The main problem is that there seem to be two competing movies for most of the film. On the one hand (and in the great opening scene) we have high tension and slow-burning drama, with Christopher Waltz putting in a movie-stealing performance as the evil Nazi Colonel Hans Landa, whose job it is to round up Jews in Nazi-occupied France. Meanwhile, elsewhere, Brad Pitt leads a band of renegade misfits and erstwhile custards (hey, this is a family blog), in the shape of crack Allied soldiers who somehow - Lord alone knows how - manage to rampage behind Nazi lines, killing Nazis (and scalping them) seemingly at will. Let it be noted that Brad is actually not too bad in this role, but it's a comic book performance, and I feared the worst as it became apparent that these two plotlines were headed for a crash in the last reel. Which film would win out?

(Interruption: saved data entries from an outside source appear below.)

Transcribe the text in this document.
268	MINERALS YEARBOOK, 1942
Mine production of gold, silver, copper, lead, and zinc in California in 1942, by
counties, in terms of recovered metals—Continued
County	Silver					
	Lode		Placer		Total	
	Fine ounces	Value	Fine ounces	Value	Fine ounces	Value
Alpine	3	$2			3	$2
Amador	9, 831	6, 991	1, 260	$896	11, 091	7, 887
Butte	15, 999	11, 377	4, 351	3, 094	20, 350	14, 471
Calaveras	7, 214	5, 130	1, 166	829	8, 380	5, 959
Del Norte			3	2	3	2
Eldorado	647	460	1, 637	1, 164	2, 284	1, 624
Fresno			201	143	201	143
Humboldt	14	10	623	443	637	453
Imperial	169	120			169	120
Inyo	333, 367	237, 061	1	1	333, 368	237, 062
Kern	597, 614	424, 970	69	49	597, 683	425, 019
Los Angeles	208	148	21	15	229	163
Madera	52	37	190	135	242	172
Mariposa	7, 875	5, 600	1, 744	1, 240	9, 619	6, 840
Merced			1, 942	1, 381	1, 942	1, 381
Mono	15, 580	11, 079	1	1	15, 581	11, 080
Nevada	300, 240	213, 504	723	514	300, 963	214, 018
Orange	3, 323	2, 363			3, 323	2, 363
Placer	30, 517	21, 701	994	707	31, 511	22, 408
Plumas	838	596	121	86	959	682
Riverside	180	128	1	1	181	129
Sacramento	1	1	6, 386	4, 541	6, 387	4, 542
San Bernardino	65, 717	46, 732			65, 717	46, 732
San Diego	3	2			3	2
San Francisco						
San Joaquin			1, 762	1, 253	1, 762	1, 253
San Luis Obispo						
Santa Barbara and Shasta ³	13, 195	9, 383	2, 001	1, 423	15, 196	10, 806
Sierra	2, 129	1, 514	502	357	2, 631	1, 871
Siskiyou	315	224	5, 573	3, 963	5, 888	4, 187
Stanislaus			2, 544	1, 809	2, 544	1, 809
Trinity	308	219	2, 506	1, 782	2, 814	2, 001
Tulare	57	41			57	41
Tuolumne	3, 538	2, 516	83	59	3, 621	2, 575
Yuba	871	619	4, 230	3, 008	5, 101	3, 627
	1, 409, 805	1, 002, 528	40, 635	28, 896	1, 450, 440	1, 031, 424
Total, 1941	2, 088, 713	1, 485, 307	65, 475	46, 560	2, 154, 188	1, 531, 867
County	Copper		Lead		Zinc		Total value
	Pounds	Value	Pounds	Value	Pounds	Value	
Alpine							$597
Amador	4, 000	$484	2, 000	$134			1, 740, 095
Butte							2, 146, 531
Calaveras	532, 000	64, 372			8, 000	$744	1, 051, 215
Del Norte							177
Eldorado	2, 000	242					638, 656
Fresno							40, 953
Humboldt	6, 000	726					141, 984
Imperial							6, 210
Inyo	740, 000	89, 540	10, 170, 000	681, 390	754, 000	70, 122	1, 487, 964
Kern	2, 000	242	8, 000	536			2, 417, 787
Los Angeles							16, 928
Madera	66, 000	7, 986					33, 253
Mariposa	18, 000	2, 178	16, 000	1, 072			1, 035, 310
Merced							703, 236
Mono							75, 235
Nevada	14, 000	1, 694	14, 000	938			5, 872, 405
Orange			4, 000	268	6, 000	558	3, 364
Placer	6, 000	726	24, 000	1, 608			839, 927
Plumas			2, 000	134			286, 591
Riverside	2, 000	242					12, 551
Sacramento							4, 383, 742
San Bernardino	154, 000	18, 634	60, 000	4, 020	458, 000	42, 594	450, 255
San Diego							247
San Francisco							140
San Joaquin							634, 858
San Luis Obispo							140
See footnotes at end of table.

Sad to say it's the doofus-brained OTT extravaganza which carries the day, at the expense of any semblance of reality. And with that goes any remaining nuance in Waltz's perfomance, which is the biggest crime - to see him acting down to Brad's level is a crying shame.

How is the maths?

Not much to report here, though weirdly at one point Waltz talks about a 999.999 chance in a million of survival... I think QT surely meant "in a thousand", yet Waltz seems to say "millionen" and not "tausend". Much more interesting however is to learn - by way of a crucial plot point - that Germans hold up a different combination of fingers to signify "three" than do we Brits. You learn something new every day.

Final kudos to Quentin, though, for having easily half of the film spoken in a foreign language - the idea of American audiences having to actually read subtitles is very, very appealing.